After the arrests of Forde, Bush and Gaxiola, Forde’s former associates in the Minuteman movement fled from their onetime protégé. National leaders of the Minuteman movement — particularly its co-founders, Chris Simcox of the Minuteman Civil Defense Corps (MCDC) and Jim Gilchrist, leader of the Minuteman Project — hastily tried to put distance between themselves and Forde and her Minuteman American Defense (MAD) group.
Simcox claimed that his organization had kicked out Forde back in 2007, when she was accused of lying and pretending to be a senior leader in the Washington state chapter of MCDC. “We knew that Shawna Forde was not just an unsavory character but pretty unbalanced, as well,” he said. Not only that, he claimed that this proved his organization had done a good job of weeding out extremists from its ranks.
Simcox’s MCDC spokesperson, Carmen Mercer, even decried the media coverage of the Forde case in a press statement. “The media continues to flame the fires of ethnic friction and faux racism through their ridiculous reporting that this is a Minuteman crime — the media is irrational and reckless in perpetrating this despicable propaganda,” she declared. “The Arivaca home invasion had nothing to do with the Minutemen, nothing to do with race or illegal immigration, it had to do with psychopathic criminals preying on other criminals.”
Similarly, Jim Gilchrist rapidly took down material from his Minuteman Project website that supported Forde’s MAD group and announced his “condolences to the victims” while claiming that Forde and her associates were “rogues” and that his relationship with her was never “extensive.” “They happened to use the Minuteman movement as a guise, as a mask,” he said.
However, my investigation of these claims and characterizations makes clear that they are patently false. Not only did both Simcox and Gilchrist have extensive dealings with Forde over the years, but both repeatedly courted her and her organization. Simcox didn’t chase Forde out of the MCDC; he begged Forde not to leave his fold. In the case of Gilchrist, one witness to a conversation between him and Forde says that the two discussed her plan to finance the movement by ripping off drug dealers in 2008 – and that Gilchrist seemed enthusiastic about it.

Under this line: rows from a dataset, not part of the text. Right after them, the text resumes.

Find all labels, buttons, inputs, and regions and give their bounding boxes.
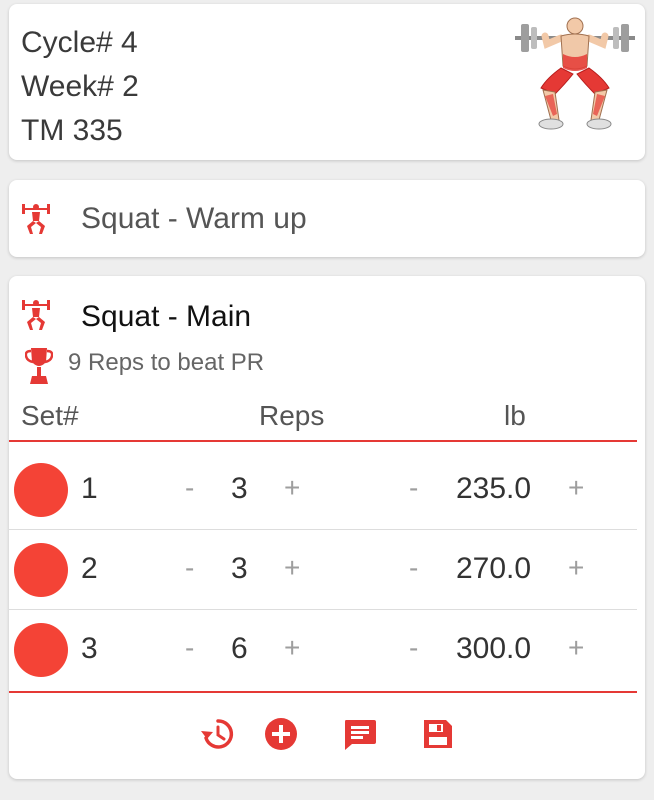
set-row: 3 - 6 + - 300.0 + bbox=[9, 610, 637, 690]
squat-athlete-illustration bbox=[515, 17, 635, 130]
reps-increment-button[interactable]: + bbox=[284, 552, 300, 584]
weight-column-header: lb bbox=[504, 400, 526, 431]
week-label: Week# 2 bbox=[21, 70, 139, 103]
warmup-title: Squat - Warm up bbox=[81, 202, 307, 235]
reps-decrement-button[interactable]: - bbox=[185, 472, 194, 504]
warmup-card[interactable]: Squat - Warm up bbox=[9, 180, 645, 257]
trophy-icon bbox=[25, 348, 53, 384]
reps-increment-button[interactable]: + bbox=[284, 632, 300, 664]
weight-decrement-button[interactable]: - bbox=[409, 632, 418, 664]
weight-increment-button[interactable]: + bbox=[568, 552, 584, 584]
reps-value: 3 bbox=[231, 472, 248, 505]
weight-value: 270.0 bbox=[456, 552, 532, 585]
set-number: 1 bbox=[81, 472, 98, 505]
cycle-info-card: Cycle# 4 Week# 2 TM 335 bbox=[9, 4, 645, 160]
set-column-header: Set# bbox=[21, 400, 79, 431]
set-row: 2 - 3 + - 270.0 + bbox=[9, 530, 637, 610]
save-icon[interactable] bbox=[420, 716, 456, 752]
table-bottom-divider bbox=[9, 691, 637, 693]
weight-decrement-button[interactable]: - bbox=[409, 472, 418, 504]
reps-decrement-button[interactable]: - bbox=[185, 552, 194, 584]
weight-decrement-button[interactable]: - bbox=[409, 552, 418, 584]
training-max-label: TM 335 bbox=[21, 114, 123, 147]
comment-icon[interactable] bbox=[342, 716, 378, 752]
set-complete-toggle[interactable] bbox=[14, 463, 68, 517]
set-number: 2 bbox=[81, 552, 98, 585]
table-top-divider bbox=[9, 440, 637, 442]
reps-decrement-button[interactable]: - bbox=[185, 632, 194, 664]
history-icon[interactable] bbox=[199, 716, 235, 752]
reps-value: 3 bbox=[231, 552, 248, 585]
set-complete-toggle[interactable] bbox=[14, 623, 68, 677]
weight-increment-button[interactable]: + bbox=[568, 472, 584, 504]
set-row: 1 - 3 + - 235.0 + bbox=[9, 450, 637, 530]
cycle-label: Cycle# 4 bbox=[21, 26, 138, 59]
squat-figure-icon bbox=[22, 204, 50, 234]
reps-column-header: Reps bbox=[259, 400, 325, 431]
pr-hint: 9 Reps to beat PR bbox=[68, 349, 265, 376]
reps-value: 6 bbox=[231, 632, 248, 665]
squat-figure-icon bbox=[22, 300, 50, 330]
weight-increment-button[interactable]: + bbox=[568, 632, 584, 664]
set-complete-toggle[interactable] bbox=[14, 543, 68, 597]
main-set-card: Squat - Main 9 Reps to beat PR Set# Reps… bbox=[9, 276, 645, 779]
add-circle-icon[interactable] bbox=[263, 716, 299, 752]
main-title: Squat - Main bbox=[81, 300, 252, 333]
weight-value: 235.0 bbox=[456, 472, 532, 505]
set-number: 3 bbox=[81, 632, 98, 665]
reps-increment-button[interactable]: + bbox=[284, 472, 300, 504]
weight-value: 300.0 bbox=[456, 632, 532, 665]
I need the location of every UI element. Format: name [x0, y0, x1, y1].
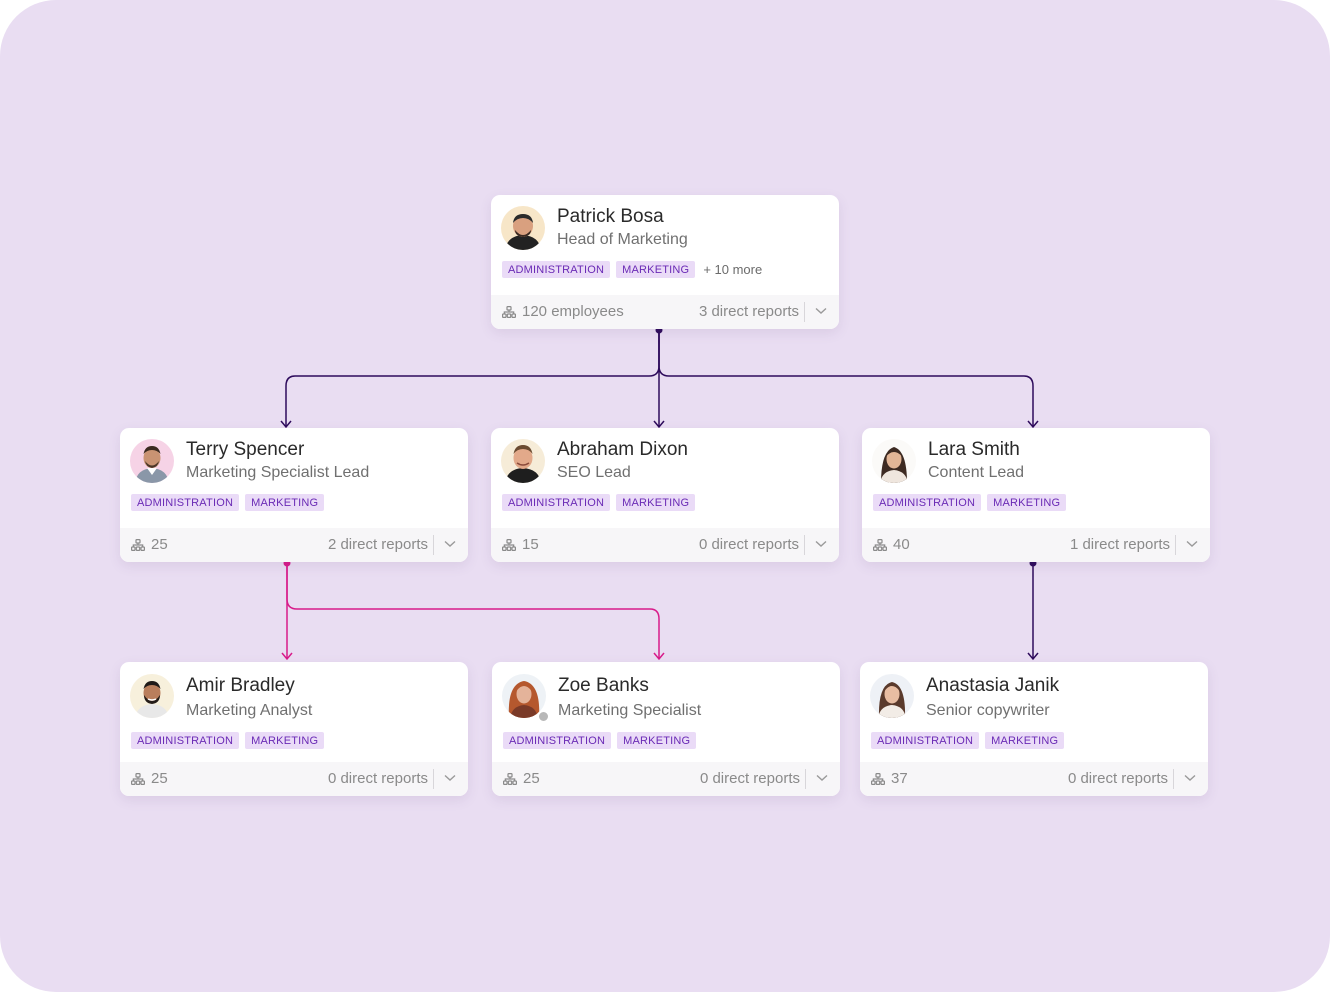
tag-marketing: MARKETING	[245, 732, 325, 749]
divider	[804, 535, 805, 555]
tag-list: ADMINISTRATION MARKETING + 10 more	[502, 261, 762, 278]
employee-role: Head of Marketing	[557, 231, 688, 248]
direct-reports-count: 0 direct reports	[327, 770, 428, 787]
employee-name: Patrick Bosa	[557, 206, 664, 227]
org-chart-icon	[503, 773, 517, 785]
org-chart-icon	[873, 539, 887, 551]
avatar	[870, 674, 914, 718]
employee-count: 25	[523, 770, 540, 787]
tag-administration: ADMINISTRATION	[871, 732, 980, 749]
more-tags-link[interactable]: + 10 more	[703, 262, 762, 277]
employee-role: Senior copywriter	[926, 702, 1050, 719]
employee-name: Abraham Dixon	[557, 439, 688, 460]
tag-administration: ADMINISTRATION	[131, 494, 240, 511]
chevron-down-icon[interactable]	[1186, 540, 1198, 548]
direct-reports-count: 0 direct reports	[1067, 770, 1168, 787]
org-chart-canvas: Patrick Bosa Head of Marketing ADMINISTR…	[0, 0, 1330, 992]
divider	[1173, 769, 1174, 789]
card-footer: 40 1 direct reports	[862, 528, 1210, 562]
card-footer: 37 0 direct reports	[860, 762, 1208, 796]
employee-count: 15	[522, 536, 539, 553]
tag-list: ADMINISTRATION MARKETING	[503, 732, 702, 749]
org-chart-icon	[502, 539, 516, 551]
avatar	[501, 206, 545, 250]
tag-list: ADMINISTRATION MARKETING	[873, 494, 1072, 511]
tag-administration: ADMINISTRATION	[873, 494, 982, 511]
connector-patrick-terry	[285, 330, 660, 427]
divider	[433, 769, 434, 789]
chevron-down-icon[interactable]	[444, 540, 456, 548]
employee-count: 25	[151, 770, 168, 787]
tag-marketing: MARKETING	[985, 732, 1065, 749]
chevron-down-icon[interactable]	[1184, 774, 1196, 782]
avatar	[130, 674, 174, 718]
employee-card-lara-smith[interactable]: Lara Smith Content Lead ADMINISTRATION M…	[862, 428, 1210, 562]
tag-marketing: MARKETING	[616, 494, 696, 511]
divider	[805, 769, 806, 789]
tag-marketing: MARKETING	[987, 494, 1067, 511]
org-chart-icon	[131, 539, 145, 551]
avatar	[872, 439, 916, 483]
avatar	[501, 439, 545, 483]
org-chart-icon	[502, 306, 516, 318]
tag-administration: ADMINISTRATION	[502, 261, 611, 278]
tag-list: ADMINISTRATION MARKETING	[502, 494, 701, 511]
chevron-down-icon[interactable]	[444, 774, 456, 782]
card-footer: 25 0 direct reports	[492, 762, 840, 796]
divider	[804, 302, 805, 322]
employee-card-patrick-bosa[interactable]: Patrick Bosa Head of Marketing ADMINISTR…	[491, 195, 839, 329]
employee-card-anastasia-janik[interactable]: Anastasia Janik Senior copywriter ADMINI…	[860, 662, 1208, 796]
chevron-down-icon[interactable]	[816, 774, 828, 782]
employee-name: Lara Smith	[928, 439, 1020, 460]
connector-patrick-lara	[658, 330, 1034, 427]
org-chart-icon	[871, 773, 885, 785]
chevron-down-icon[interactable]	[815, 307, 827, 315]
employee-role: Content Lead	[928, 464, 1025, 481]
employee-card-abraham-dixon[interactable]: Abraham Dixon SEO Lead ADMINISTRATION MA…	[491, 428, 839, 562]
tag-list: ADMINISTRATION MARKETING	[871, 732, 1070, 749]
tag-marketing: MARKETING	[616, 261, 696, 278]
employee-card-terry-spencer[interactable]: Terry Spencer Marketing Specialist Lead …	[120, 428, 468, 562]
avatar	[130, 439, 174, 483]
tag-list: ADMINISTRATION MARKETING	[131, 494, 330, 511]
employee-role: Marketing Specialist	[558, 702, 702, 719]
direct-reports-count: 1 direct reports	[1069, 536, 1170, 553]
direct-reports-count: 0 direct reports	[698, 536, 799, 553]
employee-card-zoe-banks[interactable]: Zoe Banks Marketing Specialist ADMINISTR…	[492, 662, 840, 796]
employee-role: SEO Lead	[557, 464, 631, 481]
direct-reports-count: 2 direct reports	[327, 536, 428, 553]
employee-name: Terry Spencer	[186, 439, 305, 460]
tag-administration: ADMINISTRATION	[502, 494, 611, 511]
employee-name: Anastasia Janik	[926, 675, 1060, 696]
connector-terry-zoe	[286, 563, 660, 659]
divider	[1175, 535, 1176, 555]
employee-name: Zoe Banks	[558, 675, 649, 696]
tag-list: ADMINISTRATION MARKETING	[131, 732, 330, 749]
card-footer: 25 0 direct reports	[120, 762, 468, 796]
tag-administration: ADMINISTRATION	[503, 732, 612, 749]
card-footer: 25 2 direct reports	[120, 528, 468, 562]
employee-count: 40	[893, 536, 910, 553]
direct-reports-count: 0 direct reports	[699, 770, 800, 787]
employee-count: 25	[151, 536, 168, 553]
card-footer: 15 0 direct reports	[491, 528, 839, 562]
employee-count: 37	[891, 770, 908, 787]
employee-role: Marketing Specialist Lead	[186, 464, 370, 481]
employee-role: Marketing Analyst	[186, 702, 313, 719]
tag-administration: ADMINISTRATION	[131, 732, 240, 749]
employee-count: 120 employees	[522, 303, 624, 320]
employee-card-amir-bradley[interactable]: Amir Bradley Marketing Analyst ADMINISTR…	[120, 662, 468, 796]
tag-marketing: MARKETING	[617, 732, 697, 749]
employee-name: Amir Bradley	[186, 675, 295, 696]
tag-marketing: MARKETING	[245, 494, 325, 511]
direct-reports-count: 3 direct reports	[698, 303, 799, 320]
chevron-down-icon[interactable]	[815, 540, 827, 548]
org-chart-icon	[131, 773, 145, 785]
divider	[433, 535, 434, 555]
status-indicator	[537, 710, 550, 723]
card-footer: 120 employees 3 direct reports	[491, 295, 839, 329]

One of the components of Forde’s appeal was her claim that publicity about the case in the local press – which was in reality fairly subdued – prejudiced her jury pool and entitled her to a new trial. But the court found otherwise.
“The publicity surrounding this case was not so pervasive and prejudicial that the court should have presumed prejudice,” the justices wrote. “Most of the publicity occurred in the immediate aftermath of the crimes — approximately eighteen months before trial. Moreover, most news accounts were essentially factual. We have held that the trial court properly refused to presume prejudice under similar circumstances.”
They may now be few and far between, but Forde still has defenders who claim that she was railroaded in a government plot intended to smear the Minuteman movement. One of her old border-watching allies, a former Simcox sidekick who calls herself “Laine Lawless” (real name: Roberta Dill), runs a Justice For Shawna Forde that describes the double murderer as a “political agenda prisoner.”